If a URL already contains a query string and you want to **merge** additional parameters (without dropping existing ones), decode the current query, merge in your extras, then re‑encode exactly once. The snippet below shows a helper and a small custom transport that applies this automatically.

```python
from typing import Any, Optional
from urllib.parse import urlsplit, urlunsplit

import httpx
import qs_codec as qs


def merge_query(url: str, extra: dict[str, Any], options: Optional[qs.EncodeOptions] = None) -> str:
parts = urlsplit(url)
existing = qs.decode(parts.query) if parts.query else {}

# Choose your policy: combine (default below), or replace last-wins via dict.update
for k, v in extra.items():
if k in existing:
existing[k] = (
[existing[k]] if not isinstance(existing[k], list) else list(existing[k])
) + (v if isinstance(v, list) else [v])
else:
existing[k] = v

new_qs = qs.encode(existing, options) if options else qs.encode(existing)
return urlunsplit((parts.scheme, parts.netloc, parts.path, new_qs, parts.fragment))


class SmartQueryStrings(httpx.BaseTransport):
"""A transport that merges extra query params supplied via request.extensions."""

def __init__(self, next_transport: httpx.BaseTransport) -> None:
self.next_transport = next_transport

def handle_request(self, request: httpx.Request) -> httpx.Response:
extra_params = request.extensions.get("extra_query_params", {})
extra_params_options = request.extensions.get("extra_query_params_options", None)
if extra_params:
request.url = httpx.URL(
merge_query(str(request.url), extra_params, extra_params_options)
)
return self.next_transport.handle_request(request)


client = httpx.Client(transport=SmartQueryStrings(httpx.HTTPTransport()))

response = client.get(
"https://www.google.com",
params={"a": "b", "c": "d"},
extensions={"extra_query_params": {"c": "D", "tags": ["x", "y"]}},
)
print(response.request.url)
# -> https://www.google.com/?a=b&c=d&c=D&tags%5B0%5D=x&tags%5B1%5D=y
```

Notes:

- The helper **combines** duplicates into lists; adjust to your policy (e.g., last‑wins) as needed.
- Pass `EncodeOptions(list_format=ListFormat.REPEAT)` if your server prefers repeated keys (`tags=x&tags=y`) instead of indices (`tags[0]=x&tags[1]=y`).
- Always **decode → merge → encode** once to avoid accidental double‑encoding.

## Real‑world usage example

A common real‑world case is the **Strapi** headless CMS, which expects nested/`qs`‑style queries for filters, population, and sorting.
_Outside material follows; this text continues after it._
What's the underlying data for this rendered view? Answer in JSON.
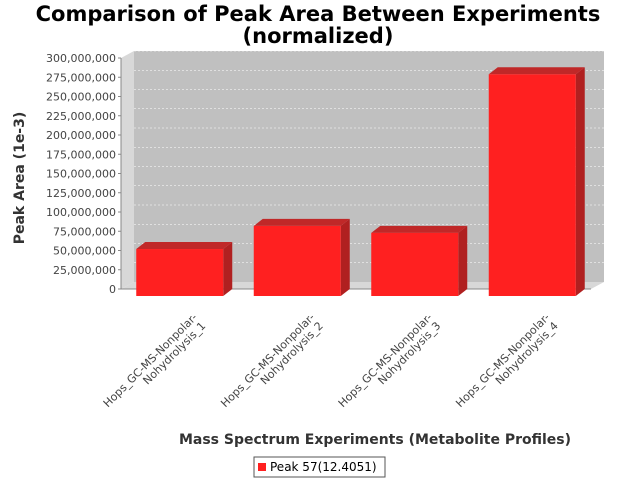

The Python package [`strapi-client`](https://pypi.org/project/strapi-client/) uses `qs_codec` to serialize these complex query objects before making HTTPX calls. See their implementation in [`api_parameters.py`](https://github.com/Roslovets-Inc/strapi-client/blob/5bebcdad131c134fe47faca9b6e02eba0b100df1/src/strapi_client/models/api_parameters.py#L62).

With `qs_codec`, you can construct the same shape directly from nested Python data structures and pass the encoded query to HTTPX. This approach avoids brittle manual string concatenation and ensures compatibility with backends that rely on `qs` semantics.